Fifty years later, the mountain village where he was killed and the nearby town where he was buried have become shrines to a sort of socialist saint, a man whose death helped cement his image as an enduring symbol of revolt. Some there even pray to him — an outcome that likely would have outraged the iconoclastic atheist.
Thousands of activists and sympathizers from many countries poured into La Higuera and Vallegrande this week for ceremonies to commemorate Guevara led by the country’s leftist president, Evo Morales, who laid flowers at a bust of the fallen guerrilla in the village on Sunday.
In Cuba, President Raul Castro — one of Guevara’s old comrades-in-arms — oversaw a memorial ceremony at the large mausoleum constructed to hold the revolutionary’s remains, though the main speaker was the man many believe may replace him, Vice President Miguel Diaz-Canel.
“The colossal example of Che endures and multiplies day by day,” said Diaz-Canel, who added warnings that the United States, Guevara’s chief foe, had demonstrated “a marked interest in a political and economic reconquest” of Cuba.
Guevara was the very personification of the communist dream of spreading revolution around the world.
The Argentine-born physician was radicalized by a youthful trip through South America, witnessed the CIA-backed overthrow of a leftist president in Guatemala and ran across exiled Cuban revolutionary Fidel Castro while working as a photographer in Mexico.
Despite an often-debilitating asthma, he turned himself into one of the most important fighters of Castro’s Cuban revolution, winning the climactic battlefield victory in the city of Santa Clara that prompted dictator Fulgencio Batista to flee the country.
In the aftermath of that triumph, Guevara commanded the Havana military fortress of La Cabana, where hundreds of men accused of crimes under the Batista regime were put to death.
Castro then made Guevara into an unlikely financial bureaucrat, naming him to head Cuba’s Central Bank and later the Ministry of Industry.
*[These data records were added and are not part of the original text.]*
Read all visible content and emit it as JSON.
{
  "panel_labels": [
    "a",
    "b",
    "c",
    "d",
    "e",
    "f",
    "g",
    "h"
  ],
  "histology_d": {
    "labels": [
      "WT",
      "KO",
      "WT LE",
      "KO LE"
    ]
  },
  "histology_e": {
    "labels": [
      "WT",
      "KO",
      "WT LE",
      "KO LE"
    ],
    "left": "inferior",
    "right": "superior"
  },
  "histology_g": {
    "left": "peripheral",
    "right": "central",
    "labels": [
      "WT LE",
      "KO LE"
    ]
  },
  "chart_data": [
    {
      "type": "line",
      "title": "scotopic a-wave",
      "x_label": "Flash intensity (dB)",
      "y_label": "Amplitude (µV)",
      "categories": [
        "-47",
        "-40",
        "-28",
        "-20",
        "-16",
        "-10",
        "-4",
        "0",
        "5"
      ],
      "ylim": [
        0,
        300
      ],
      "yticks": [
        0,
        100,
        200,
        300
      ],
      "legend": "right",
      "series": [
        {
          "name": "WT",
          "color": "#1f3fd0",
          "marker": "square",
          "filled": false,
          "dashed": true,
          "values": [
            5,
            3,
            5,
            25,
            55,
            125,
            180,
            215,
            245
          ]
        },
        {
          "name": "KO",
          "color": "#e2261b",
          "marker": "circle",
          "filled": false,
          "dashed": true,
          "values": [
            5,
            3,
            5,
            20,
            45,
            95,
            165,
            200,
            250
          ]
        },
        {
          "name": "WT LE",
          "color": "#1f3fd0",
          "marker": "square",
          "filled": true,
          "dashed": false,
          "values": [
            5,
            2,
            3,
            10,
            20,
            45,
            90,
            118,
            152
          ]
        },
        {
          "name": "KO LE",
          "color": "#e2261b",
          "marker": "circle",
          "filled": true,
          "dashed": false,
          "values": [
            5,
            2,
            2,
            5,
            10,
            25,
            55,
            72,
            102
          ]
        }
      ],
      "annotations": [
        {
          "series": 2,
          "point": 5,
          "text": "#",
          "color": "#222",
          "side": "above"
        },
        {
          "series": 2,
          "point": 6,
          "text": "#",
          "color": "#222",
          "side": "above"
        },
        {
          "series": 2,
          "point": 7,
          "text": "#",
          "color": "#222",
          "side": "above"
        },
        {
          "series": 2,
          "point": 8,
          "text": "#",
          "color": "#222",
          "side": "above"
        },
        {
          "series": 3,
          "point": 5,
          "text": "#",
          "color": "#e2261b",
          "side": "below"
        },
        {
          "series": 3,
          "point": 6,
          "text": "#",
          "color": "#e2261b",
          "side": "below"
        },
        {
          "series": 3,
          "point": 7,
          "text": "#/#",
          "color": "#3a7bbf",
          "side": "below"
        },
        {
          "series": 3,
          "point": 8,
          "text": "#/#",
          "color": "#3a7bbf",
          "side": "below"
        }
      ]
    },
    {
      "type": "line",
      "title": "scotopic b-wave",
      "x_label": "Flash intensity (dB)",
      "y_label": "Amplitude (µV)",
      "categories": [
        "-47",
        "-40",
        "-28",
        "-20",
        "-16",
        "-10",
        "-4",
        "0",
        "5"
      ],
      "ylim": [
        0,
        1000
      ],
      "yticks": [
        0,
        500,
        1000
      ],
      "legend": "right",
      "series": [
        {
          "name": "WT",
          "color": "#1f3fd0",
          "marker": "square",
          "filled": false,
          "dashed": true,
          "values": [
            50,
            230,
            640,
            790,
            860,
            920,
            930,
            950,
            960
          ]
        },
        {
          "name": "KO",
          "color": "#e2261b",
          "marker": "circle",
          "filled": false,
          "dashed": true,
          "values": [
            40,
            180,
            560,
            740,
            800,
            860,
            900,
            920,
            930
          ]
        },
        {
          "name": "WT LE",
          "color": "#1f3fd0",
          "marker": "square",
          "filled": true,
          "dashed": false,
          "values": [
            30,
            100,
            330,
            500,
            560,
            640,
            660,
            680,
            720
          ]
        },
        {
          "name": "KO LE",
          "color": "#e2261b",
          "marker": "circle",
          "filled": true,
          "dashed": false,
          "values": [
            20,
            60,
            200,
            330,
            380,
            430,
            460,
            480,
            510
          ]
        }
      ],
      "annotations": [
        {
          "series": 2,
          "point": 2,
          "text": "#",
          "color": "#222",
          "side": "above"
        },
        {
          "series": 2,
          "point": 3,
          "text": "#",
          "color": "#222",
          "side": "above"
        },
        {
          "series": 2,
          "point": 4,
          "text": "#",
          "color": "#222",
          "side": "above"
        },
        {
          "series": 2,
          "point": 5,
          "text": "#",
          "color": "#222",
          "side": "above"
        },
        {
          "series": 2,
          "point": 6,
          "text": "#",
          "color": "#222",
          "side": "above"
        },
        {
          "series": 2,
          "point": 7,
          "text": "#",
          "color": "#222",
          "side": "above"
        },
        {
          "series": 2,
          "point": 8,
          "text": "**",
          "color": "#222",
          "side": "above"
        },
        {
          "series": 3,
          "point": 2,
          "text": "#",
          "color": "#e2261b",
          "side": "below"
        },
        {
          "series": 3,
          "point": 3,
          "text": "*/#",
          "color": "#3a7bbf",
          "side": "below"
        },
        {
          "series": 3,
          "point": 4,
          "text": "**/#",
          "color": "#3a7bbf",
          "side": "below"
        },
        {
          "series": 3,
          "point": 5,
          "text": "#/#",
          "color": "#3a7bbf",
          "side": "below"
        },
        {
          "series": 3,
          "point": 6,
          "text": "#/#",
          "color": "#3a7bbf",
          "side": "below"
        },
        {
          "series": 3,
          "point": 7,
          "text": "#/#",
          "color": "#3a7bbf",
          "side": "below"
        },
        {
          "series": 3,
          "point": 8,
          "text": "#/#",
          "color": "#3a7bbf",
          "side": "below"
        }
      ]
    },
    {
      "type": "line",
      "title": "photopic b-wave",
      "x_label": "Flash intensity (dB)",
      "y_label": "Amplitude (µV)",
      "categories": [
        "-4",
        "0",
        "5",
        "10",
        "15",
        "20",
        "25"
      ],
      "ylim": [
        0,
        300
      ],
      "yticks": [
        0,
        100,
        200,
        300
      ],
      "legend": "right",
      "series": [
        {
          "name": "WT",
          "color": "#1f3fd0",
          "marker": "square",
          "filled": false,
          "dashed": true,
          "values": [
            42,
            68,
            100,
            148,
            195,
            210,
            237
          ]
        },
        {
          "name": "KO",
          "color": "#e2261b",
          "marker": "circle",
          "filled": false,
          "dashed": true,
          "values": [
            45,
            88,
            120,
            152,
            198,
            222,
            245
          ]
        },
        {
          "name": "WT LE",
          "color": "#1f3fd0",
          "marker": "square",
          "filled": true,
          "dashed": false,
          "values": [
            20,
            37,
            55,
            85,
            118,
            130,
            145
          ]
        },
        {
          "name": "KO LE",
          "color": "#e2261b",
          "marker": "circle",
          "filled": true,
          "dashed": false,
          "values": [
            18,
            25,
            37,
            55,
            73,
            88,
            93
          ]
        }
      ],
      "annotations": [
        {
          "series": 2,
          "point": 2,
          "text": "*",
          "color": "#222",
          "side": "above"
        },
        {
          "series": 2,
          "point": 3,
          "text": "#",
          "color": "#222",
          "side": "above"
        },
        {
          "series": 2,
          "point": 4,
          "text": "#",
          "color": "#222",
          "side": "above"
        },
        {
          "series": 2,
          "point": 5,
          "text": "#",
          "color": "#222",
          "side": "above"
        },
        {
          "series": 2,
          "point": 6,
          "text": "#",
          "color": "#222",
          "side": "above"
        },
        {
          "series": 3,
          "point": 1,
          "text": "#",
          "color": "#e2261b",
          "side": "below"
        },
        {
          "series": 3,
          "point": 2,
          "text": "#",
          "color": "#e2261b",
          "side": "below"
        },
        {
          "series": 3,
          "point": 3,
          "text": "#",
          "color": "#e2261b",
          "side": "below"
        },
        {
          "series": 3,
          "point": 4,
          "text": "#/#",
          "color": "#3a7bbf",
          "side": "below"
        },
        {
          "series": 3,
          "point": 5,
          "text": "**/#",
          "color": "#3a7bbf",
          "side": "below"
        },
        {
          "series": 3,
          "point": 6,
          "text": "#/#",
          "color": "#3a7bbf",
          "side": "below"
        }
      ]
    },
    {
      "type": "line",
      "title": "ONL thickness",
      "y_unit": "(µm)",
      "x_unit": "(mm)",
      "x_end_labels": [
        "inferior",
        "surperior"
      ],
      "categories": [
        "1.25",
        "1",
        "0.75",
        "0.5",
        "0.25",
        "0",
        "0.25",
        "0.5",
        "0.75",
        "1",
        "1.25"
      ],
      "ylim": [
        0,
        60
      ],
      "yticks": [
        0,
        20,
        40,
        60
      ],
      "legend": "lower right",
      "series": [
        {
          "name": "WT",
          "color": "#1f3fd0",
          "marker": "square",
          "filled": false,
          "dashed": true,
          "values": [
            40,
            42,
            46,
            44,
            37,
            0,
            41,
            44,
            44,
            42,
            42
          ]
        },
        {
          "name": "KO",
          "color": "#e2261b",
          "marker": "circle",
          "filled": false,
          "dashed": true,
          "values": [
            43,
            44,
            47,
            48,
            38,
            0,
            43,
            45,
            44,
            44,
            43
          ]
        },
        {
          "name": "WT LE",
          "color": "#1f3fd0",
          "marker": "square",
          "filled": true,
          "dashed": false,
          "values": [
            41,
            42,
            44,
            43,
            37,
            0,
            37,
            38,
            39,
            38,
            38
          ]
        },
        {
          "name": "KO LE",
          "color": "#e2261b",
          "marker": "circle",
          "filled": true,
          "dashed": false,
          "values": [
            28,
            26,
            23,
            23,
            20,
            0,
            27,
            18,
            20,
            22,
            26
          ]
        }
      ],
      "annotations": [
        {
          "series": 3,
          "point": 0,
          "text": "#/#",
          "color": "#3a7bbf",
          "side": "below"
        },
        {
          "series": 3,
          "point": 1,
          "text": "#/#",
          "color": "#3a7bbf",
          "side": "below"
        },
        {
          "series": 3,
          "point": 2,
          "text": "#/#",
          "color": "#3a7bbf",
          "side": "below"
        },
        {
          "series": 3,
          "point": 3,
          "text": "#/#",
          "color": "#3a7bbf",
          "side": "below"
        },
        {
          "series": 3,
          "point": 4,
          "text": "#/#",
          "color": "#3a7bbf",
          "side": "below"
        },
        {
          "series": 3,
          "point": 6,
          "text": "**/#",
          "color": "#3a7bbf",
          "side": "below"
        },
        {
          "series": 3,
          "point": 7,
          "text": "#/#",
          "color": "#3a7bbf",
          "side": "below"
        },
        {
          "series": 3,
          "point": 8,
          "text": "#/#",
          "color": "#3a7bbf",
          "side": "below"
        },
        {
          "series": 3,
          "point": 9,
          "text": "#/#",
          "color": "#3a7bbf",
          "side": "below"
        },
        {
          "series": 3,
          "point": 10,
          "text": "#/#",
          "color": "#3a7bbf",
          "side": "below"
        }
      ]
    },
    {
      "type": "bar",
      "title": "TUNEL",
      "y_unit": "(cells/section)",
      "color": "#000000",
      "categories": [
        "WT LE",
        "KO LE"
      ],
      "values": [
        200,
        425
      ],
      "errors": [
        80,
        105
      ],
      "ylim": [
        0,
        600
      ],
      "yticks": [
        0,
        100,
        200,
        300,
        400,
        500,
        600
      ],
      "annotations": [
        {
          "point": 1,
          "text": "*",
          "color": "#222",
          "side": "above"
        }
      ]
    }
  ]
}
He was famous for working long hours, and then turning up for volunteer work in the sugar fields.
But he felt the call to spread socialism to other nations. He left Cuba in 1964 to help rebels in the Congo, renouncing his Cuban citizenship but relying on Cuban aid. The mission was a flop and he had to pull out a year later.
Back in Cuba, Guevara secretly organized another revolution, this time in Bolivia. But his band there, which included several Cubans, failed to find the sort of popular support that Castro had won in Cuba during his revolution. Bolivia’s army tracked Che down and killed him.
An oddly Christ-like photo of the slain Guevara emerged and helped build the image of him as a martyr. An even more famous photo of the living Che, seeming to gaze into the future, has become an icon of rebellion on t-shirts, tattoos and key rings — sometimes to the consternation of Guevara’s socialist allies, who disapprove of the way it has become commercialized.
One of Guevara’s younger brothers, Juan Martin Guevara, said the causes he fought for remain important.
“The inequality today is greater than when he fought, the economic concentration is much greater. What he fought for is still present,” the brother said in Buenos Aires. “He would be in the same place that he always was, confronting it.”